For those who crave heat, three house-made hot sauces all pack a wallop — a fiery red harissa sauce flavored with freshly ground caraway seeds; a bright-tasting green zhoug; and, once you’re seated, a bottle of orange habanero-and-vinegar hot sauce — vegetal sweetness followed by a slow burn.
It is perhaps an odd thing to get two-thirds of the way through a review of a falafel shop with little mention of the falafel itself, but that is the wonder of Liba: I would happily make a meal of just salad fixins (and maybe a side of sweet potato fries). But the falafel is worth discussing, too. There are restaurants that serve falafel balls that are fluffier, or herb-flecked ones that have a stronger undercurrent of parsley and cilantro, or ones with more of a garlicky kick. If anything, Liba’s version is studiously neutral-flavored and, if ungarnished, a little bit dry. Instead, what distinguishes these falafel balls is the crunch of the sesame-seed-studded outer crust, which Lillian achieves by grinding the garbanzo beans much more coarsely than is typical. The result is nutty, super-crunchy, and utterly sog-resistant — a textural delight.

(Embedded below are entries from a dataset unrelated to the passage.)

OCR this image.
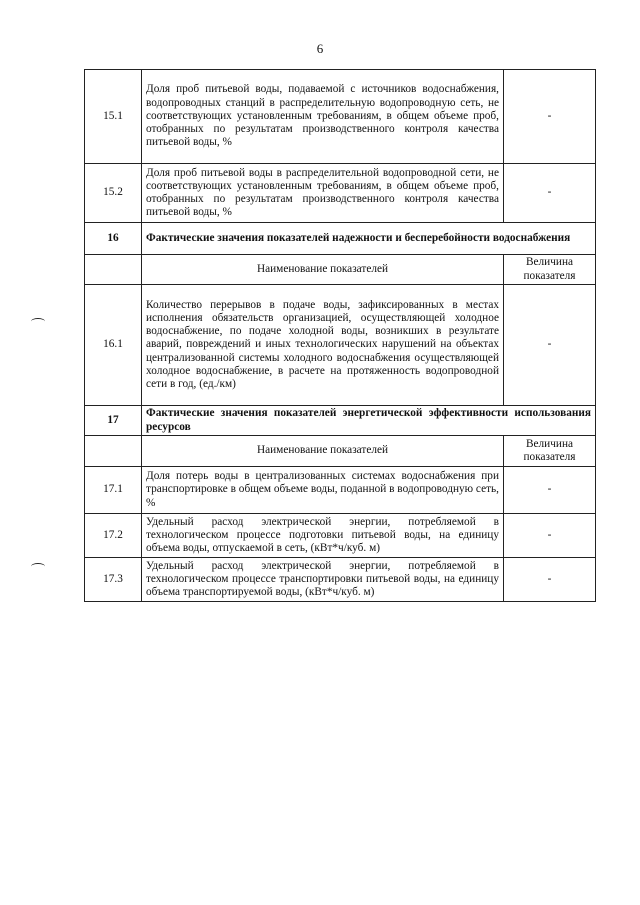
6
15.1	Доля проб питьевой воды, подаваемой с источников водоснабжения, водопроводных станций в распределительную водопроводную сеть, не соответствующих установленным требованиям, в общем объеме проб, отобранных по результатам производственного контроля качества питьевой воды, %	-
15.2	Доля проб питьевой воды в распределительной водопроводной сети, не соответствующих установленным требованиям, в общем объеме проб, отобранных по результатам производственного контроля качества питьевой воды, %	-
16	Фактические значения показателей надежности и бесперебойности водоснабжения	
	Наименование показателей	Величина показателя
16.1	Количество перерывов в подаче воды, зафиксированных в местах исполнения обязательств организацией, осуществляющей холодное водоснабжение, по подаче холодной воды, возникших в результате аварий, повреждений и иных технологических нарушений на объектах централизованной системы холодного водоснабжения осуществляющей холодное водоснабжение, в расчете на протяженность водопроводной сети в год, (ед./км)	-
17	Фактические значения показателей энергетической эффективности использования ресурсов	
	Наименование показателей	Величина показателя
17.1	Доля потерь воды в централизованных системах водоснабжения при транспортировке в общем объеме воды, поданной в водопроводную сеть, %	-
17.2	Удельный расход электрической энергии, потребляемой в технологическом процессе подготовки питьевой воды, на единицу объема воды, отпускаемой в сеть, (кВт*ч/куб. м)	-
17.3	Удельный расход электрической энергии, потребляемой в технологическом процессе транспортировки питьевой воды, на единицу объема транспортируемой воды, (кВт*ч/куб. м)	-
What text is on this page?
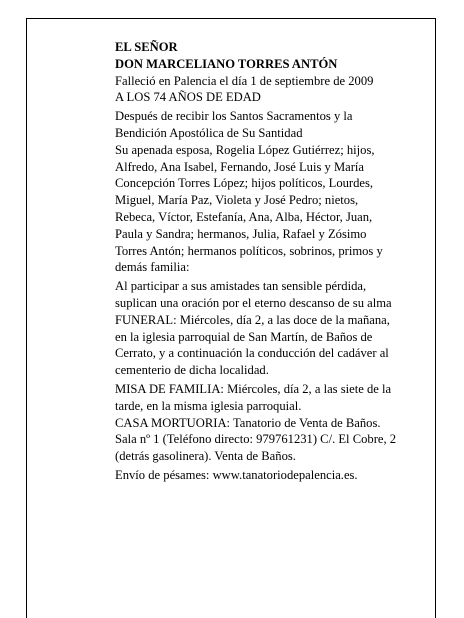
EL SEÑOR

DON MARCELIANO TORRES ANTÓN

Falleció en Palencia el día 1 de septiembre de 2009

A LOS 74 AÑOS DE EDAD

Después de recibir los Santos Sacramentos y la
Bendición Apostólica de Su Santidad

Su apenada esposa, Rogelia López Gutiérrez; hijos,
Alfredo, Ana Isabel, Fernando, José Luis y María
Concepción Torres López; hijos políticos, Lourdes,
Miguel, María Paz, Violeta y José Pedro; nietos,
Rebeca, Víctor, Estefanía, Ana, Alba, Héctor, Juan,
Paula y Sandra; hermanos, Julia, Rafael y Zósimo
Torres Antón; hermanos políticos, sobrinos, primos y
demás familia:

Al participar a sus amistades tan sensible pérdida,
suplican una oración por el eterno descanso de su alma

FUNERAL: Miércoles, día 2, a las doce de la mañana,
en la iglesia parroquial de San Martín, de Baños de
Cerrato, y a continuación la conducción del cadáver al
cementerio de dicha localidad.

MISA DE FAMILIA: Miércoles, día 2, a las siete de la
tarde, en la misma iglesia parroquial.

CASA MORTUORIA: Tanatorio de Venta de Baños.
Sala nº 1 (Teléfono directo: 979761231) C/. El Cobre, 2
(detrás gasolinera). Venta de Baños.

Envío de pésames: www.tanatoriodepalencia.es.
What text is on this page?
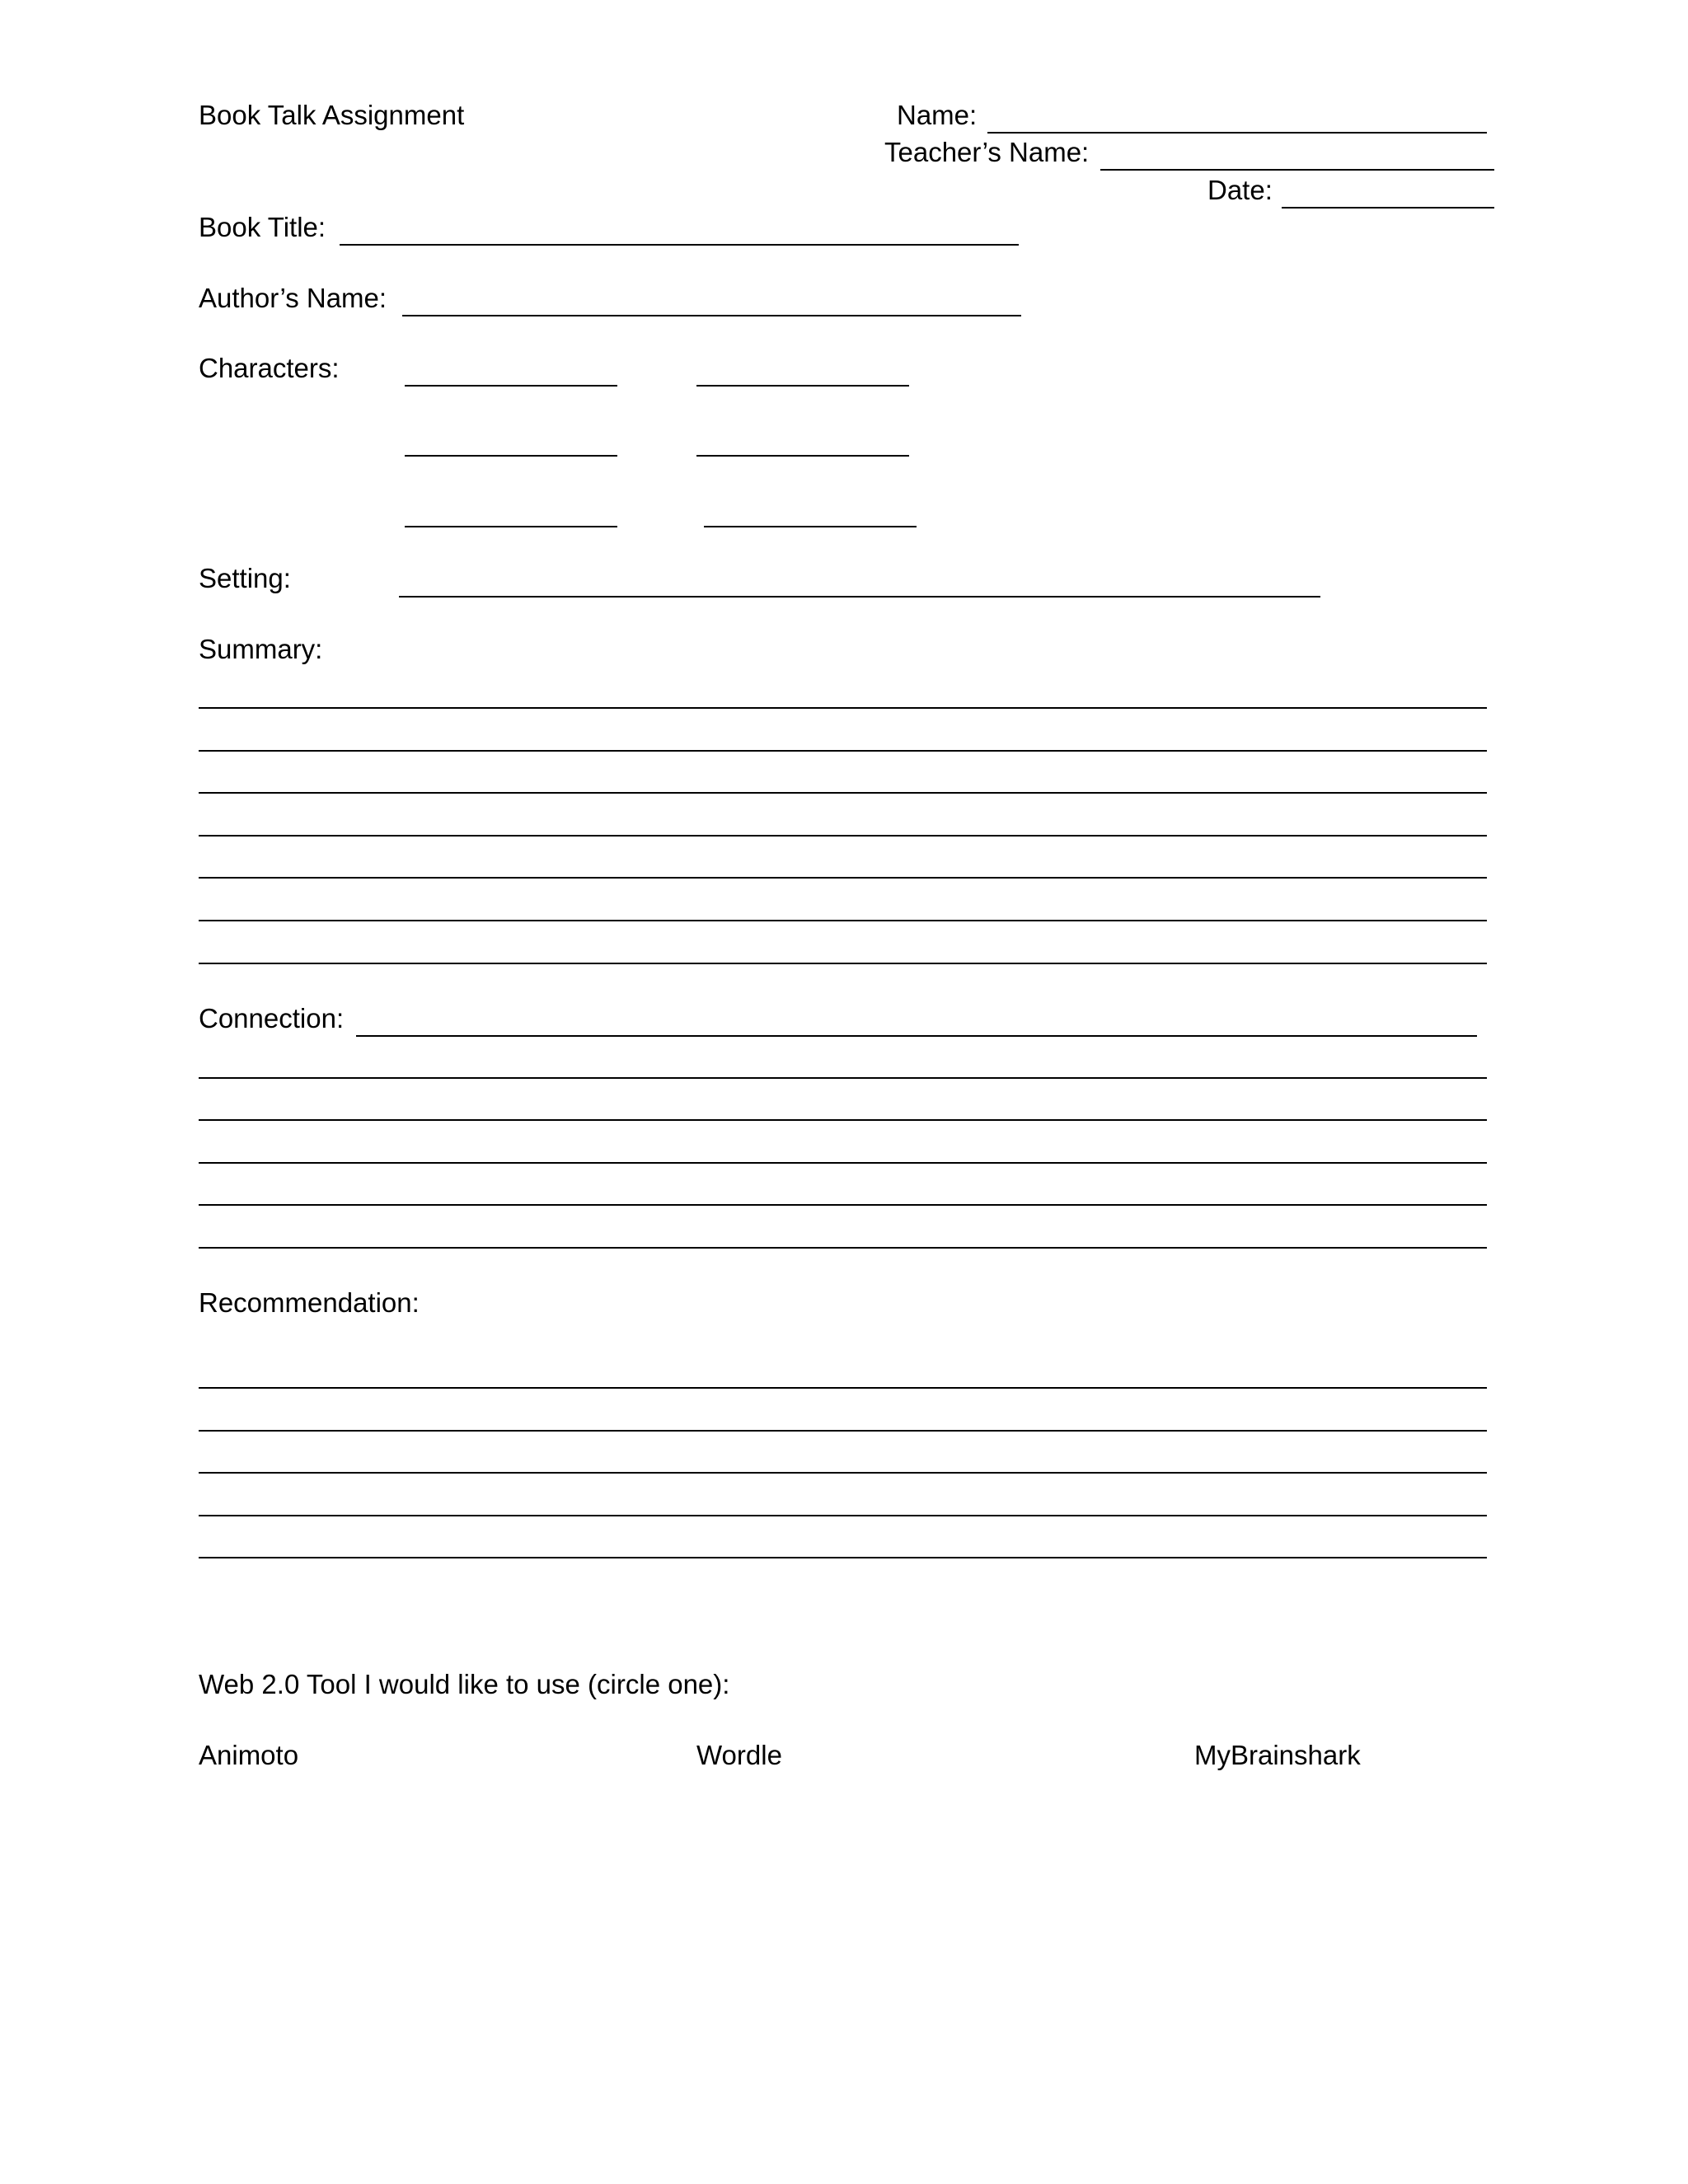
Book Talk Assignment	Name:
Teacher’s Name:
Date:
Book Title:
Author’s Name:
Characters:
Setting:
Summary:
Connection:
Recommendation:
Web 2.0 Tool I would like to use (circle one):
Animoto	Wordle	MyBrainshark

A standard sandwich comes with three falafel balls, but I like to request mine with only one or two balls inside the bread, with the rest on the side to be added later. This allows you to maximize those salad-bar toppings, and to layer it all so that you get a bit of falafel in every bite. Liba’s build-it-yourself approach means it’s up to you to practice the finer points of proper sandwich construction.
The sandwiches do not, as a general rule, make good takeout fare — all of those wet ingredients from the salad bar quickly turn the bread to mush. If you know you’ll be in transit for more than, say, ten minutes, the falafel salad (with optional pita wedges on the side) is the way to go.
Everything on the menu is vegetarian, and most of it (with the exception of the raita and the crumbled feta cheese) is vegan. But, as is the hallmark of any good falafel shop, Liba doesn’t deprive meat-lovers. Part of that, of course, is the power of a deep fryer to make any food feel decadent. Certainly, Liba’s garlicky sweet potato fries aren’t anyone’s idea of health food, but they are also, hands down, the best in town: the perfect balance of crunchy and soft; and of sweet, savory, and caramelized flavors. (The secret, Lillian said, is to use fresh-cut sweet potatoes, and to toss them in rice flour for extra crispness.) Or, if you want to really indulge, try The Love Boat, which adds crushed falafel pieces, harissa, and raita to the fries. This would probably make a fine stand-alone meal if you’re not too concerned about covering all your food groups.
Daintier, or more health-conscious, eaters might opt instead for the weekly soup selection —almost always a creamy (but non-dairy) puréed vegetable soup — or a bag of thick, well-spiced pita chips.
At the end of the day, it would not be inaccurate to call this “fast food,” but with none of the term’s pejorative connotations. Although the lines during the lunch rush are no joke, the food usually comes out within a couple minutes of having been ordered. And the layout of the space — all counters and stools — is such that no one is likely to linger for hours on end.
Still, it is a happy place. The music is peppy; the walls are a bright lime-green. And it’s set up so that you feel equally comfortable whether you come in with a group of coworkers or as a solo diner, tucked into a corner with a book, and good food, to keep you company.